795.1
Comparative Research on Contemporary Youth Social Movements: The Case of the Sahwa Project

Saturday, July 19, 2014: 8:30 AM
Room: 418
Oral Presentation
Carles FEIXA , University of Lleida, Spain
Jose SANCHEZ GARCIA , Geography and Sociology, University of Lleida, Lleida, Spain
The methodological approach of the SAHWA project responds to the call of the European 7FP under the topic SSH.2013.4.1-2 “Facing transition in the South and East Mediterranean area: empowering the young generation” by conducting a systematic analysis of young people political participation, economic prospects, job opportunities, and the experience of such processes of transformation in other regions such as Europe, as well as the nature of change in social values and norms in the SEM countries.

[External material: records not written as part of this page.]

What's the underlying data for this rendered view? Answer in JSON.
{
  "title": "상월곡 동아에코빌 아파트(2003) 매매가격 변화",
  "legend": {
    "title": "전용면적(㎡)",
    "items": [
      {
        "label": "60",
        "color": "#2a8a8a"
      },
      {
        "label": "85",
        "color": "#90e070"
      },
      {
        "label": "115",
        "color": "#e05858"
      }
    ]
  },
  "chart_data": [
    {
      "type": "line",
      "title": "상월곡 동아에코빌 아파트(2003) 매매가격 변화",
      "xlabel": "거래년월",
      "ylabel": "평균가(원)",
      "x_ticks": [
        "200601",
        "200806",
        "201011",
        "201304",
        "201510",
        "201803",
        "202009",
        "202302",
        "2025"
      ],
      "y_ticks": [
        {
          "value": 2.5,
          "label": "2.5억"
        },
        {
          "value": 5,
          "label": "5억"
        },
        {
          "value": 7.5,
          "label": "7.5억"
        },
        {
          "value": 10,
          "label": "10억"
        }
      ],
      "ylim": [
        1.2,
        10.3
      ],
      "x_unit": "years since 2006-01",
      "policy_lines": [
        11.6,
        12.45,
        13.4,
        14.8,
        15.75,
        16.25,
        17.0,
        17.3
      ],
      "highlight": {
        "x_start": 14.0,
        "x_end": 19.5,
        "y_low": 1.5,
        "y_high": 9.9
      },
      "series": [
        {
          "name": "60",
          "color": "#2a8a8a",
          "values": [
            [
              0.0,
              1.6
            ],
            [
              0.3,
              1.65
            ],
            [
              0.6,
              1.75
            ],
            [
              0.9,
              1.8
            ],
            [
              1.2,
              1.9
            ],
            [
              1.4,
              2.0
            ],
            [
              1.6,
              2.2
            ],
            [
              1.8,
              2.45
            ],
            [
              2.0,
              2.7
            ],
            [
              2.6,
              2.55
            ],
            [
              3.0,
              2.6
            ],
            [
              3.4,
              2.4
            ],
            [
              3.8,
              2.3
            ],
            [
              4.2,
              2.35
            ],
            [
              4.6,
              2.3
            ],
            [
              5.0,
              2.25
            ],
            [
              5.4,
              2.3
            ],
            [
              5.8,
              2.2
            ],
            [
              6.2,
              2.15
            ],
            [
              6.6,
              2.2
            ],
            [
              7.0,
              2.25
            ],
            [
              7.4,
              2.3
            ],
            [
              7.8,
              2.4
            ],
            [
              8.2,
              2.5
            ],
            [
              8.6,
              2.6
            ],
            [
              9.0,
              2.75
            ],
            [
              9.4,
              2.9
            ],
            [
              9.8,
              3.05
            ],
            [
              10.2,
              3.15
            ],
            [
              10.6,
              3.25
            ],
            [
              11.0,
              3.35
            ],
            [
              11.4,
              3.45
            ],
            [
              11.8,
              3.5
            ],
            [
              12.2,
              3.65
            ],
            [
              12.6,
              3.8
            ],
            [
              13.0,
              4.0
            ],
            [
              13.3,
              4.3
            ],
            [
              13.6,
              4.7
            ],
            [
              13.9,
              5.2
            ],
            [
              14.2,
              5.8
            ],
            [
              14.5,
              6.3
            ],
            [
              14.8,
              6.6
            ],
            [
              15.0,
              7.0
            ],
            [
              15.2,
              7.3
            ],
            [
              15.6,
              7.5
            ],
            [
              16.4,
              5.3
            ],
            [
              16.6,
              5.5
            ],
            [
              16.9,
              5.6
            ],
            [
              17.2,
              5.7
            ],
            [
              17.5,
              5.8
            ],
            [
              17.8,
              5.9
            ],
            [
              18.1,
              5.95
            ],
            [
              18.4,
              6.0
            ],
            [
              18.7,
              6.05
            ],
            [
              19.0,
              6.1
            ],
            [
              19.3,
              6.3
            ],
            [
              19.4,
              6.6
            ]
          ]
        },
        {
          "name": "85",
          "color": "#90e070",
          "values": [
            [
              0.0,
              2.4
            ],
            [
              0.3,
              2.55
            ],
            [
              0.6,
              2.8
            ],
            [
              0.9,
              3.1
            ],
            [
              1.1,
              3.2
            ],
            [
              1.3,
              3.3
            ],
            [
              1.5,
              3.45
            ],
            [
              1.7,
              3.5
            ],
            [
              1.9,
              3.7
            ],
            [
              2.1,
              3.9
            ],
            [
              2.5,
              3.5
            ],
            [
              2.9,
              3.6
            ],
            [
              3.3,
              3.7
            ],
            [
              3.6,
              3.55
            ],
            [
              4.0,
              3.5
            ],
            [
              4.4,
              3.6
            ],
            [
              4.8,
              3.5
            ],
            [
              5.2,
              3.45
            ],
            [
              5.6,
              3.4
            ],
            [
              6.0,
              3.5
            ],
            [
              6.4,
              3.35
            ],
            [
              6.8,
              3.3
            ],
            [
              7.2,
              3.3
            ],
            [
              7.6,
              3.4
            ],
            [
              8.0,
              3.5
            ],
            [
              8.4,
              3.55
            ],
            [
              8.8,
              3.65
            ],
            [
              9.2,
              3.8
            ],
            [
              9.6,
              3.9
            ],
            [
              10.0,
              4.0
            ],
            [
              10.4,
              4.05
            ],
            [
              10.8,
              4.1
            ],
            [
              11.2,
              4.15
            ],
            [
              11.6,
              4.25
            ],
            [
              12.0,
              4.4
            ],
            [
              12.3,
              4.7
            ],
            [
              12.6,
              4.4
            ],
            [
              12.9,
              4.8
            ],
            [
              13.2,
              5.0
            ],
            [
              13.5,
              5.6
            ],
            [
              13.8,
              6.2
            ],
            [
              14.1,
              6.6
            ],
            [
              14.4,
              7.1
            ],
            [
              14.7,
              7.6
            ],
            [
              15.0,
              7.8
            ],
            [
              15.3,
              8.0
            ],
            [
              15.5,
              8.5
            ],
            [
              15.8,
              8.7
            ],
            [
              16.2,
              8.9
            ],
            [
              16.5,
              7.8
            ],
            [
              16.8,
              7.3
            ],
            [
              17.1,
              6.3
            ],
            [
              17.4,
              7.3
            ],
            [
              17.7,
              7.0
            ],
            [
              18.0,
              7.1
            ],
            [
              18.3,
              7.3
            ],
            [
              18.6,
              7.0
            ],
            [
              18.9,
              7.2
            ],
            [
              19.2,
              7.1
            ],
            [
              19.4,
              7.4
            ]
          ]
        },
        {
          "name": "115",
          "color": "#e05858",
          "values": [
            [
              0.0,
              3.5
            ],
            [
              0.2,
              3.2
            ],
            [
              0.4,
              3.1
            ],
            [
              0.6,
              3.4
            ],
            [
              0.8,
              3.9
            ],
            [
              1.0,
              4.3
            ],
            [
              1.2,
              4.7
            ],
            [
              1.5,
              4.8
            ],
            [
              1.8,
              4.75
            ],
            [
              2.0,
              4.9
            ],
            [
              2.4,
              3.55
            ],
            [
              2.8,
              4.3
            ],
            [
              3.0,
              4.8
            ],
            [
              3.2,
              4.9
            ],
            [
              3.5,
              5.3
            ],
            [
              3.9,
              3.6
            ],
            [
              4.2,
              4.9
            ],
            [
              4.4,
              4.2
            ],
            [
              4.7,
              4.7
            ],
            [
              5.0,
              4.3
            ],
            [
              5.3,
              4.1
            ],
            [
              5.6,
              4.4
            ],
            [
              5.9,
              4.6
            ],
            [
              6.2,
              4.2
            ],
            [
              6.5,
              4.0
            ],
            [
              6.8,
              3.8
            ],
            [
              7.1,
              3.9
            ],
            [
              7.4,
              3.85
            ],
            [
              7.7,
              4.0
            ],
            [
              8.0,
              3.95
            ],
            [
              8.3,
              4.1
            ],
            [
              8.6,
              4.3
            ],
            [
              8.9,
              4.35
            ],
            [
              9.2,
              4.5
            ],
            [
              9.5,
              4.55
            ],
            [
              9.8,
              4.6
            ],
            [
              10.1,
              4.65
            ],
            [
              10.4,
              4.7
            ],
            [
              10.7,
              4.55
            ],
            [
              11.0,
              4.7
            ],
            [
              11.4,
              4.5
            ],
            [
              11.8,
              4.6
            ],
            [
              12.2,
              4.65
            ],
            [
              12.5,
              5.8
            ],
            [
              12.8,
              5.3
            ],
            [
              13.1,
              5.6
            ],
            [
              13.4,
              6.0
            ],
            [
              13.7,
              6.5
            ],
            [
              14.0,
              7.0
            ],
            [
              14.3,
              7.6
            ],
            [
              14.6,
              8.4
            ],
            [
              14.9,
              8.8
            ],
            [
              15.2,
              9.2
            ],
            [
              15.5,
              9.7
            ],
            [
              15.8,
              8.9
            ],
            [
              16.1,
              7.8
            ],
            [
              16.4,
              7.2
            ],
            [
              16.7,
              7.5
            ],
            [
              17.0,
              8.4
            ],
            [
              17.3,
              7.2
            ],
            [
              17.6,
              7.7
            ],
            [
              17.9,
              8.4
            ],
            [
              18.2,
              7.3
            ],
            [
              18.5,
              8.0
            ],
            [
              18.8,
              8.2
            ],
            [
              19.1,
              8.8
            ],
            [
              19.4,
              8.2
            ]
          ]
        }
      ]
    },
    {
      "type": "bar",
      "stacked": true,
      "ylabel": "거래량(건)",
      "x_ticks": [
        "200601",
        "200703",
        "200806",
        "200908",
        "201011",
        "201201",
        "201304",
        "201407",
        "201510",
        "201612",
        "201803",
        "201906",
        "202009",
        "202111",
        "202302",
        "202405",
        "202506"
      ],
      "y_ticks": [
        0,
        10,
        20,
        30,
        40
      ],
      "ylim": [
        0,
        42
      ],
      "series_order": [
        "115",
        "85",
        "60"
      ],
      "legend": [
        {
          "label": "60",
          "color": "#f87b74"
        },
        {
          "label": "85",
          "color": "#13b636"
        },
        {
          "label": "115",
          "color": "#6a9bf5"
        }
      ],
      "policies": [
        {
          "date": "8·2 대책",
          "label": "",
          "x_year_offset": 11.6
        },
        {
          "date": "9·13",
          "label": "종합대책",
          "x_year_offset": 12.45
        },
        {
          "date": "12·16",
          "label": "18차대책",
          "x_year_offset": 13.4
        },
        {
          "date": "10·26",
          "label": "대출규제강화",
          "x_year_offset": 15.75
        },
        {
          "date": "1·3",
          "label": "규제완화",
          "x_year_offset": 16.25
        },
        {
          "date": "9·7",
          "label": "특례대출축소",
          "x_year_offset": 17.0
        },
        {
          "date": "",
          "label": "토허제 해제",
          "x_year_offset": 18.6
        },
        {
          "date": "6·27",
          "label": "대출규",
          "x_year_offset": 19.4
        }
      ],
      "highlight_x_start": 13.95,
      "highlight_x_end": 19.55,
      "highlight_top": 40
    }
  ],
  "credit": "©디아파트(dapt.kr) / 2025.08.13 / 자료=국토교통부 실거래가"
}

The data and insights produced by the research and the prospective foresight exercise will provide the basis for new policy approaches to a region that is undergoing profound transformations. This approximation lies on the border between scientific disciplines and concepts and its inter-disciplinary approach. SAHWA explores norms, social values and the role of youth cultures in the SEMs in a comparative and critical perspective. Its intent is to build upon previous research, employing an innovative, pro-active approach that views youth’s political participation as a potential tool for the exercise of agency by different youth groups. In this way, the norms, social values, agency, economic challenges and political empowerment phenomena can be assessed according to the critical nodes emerging from encounters of the local with the global, conceptualized as “the increasing interconnections between youth across the world and their awareness of such connections” (Schafer, cited in Hansen 2008). It has become clear that the current challenge for sociological and anthropological research is to map the new contours of these changing times and the roles being played by various social agents. The epistemological orientation is guided by the extended case method proposed by M. Burawoy (1998). This method is based on an interpretive view of social science, generalizing from structural and symbolic connections between actors and social processes, as revealed by the research itself.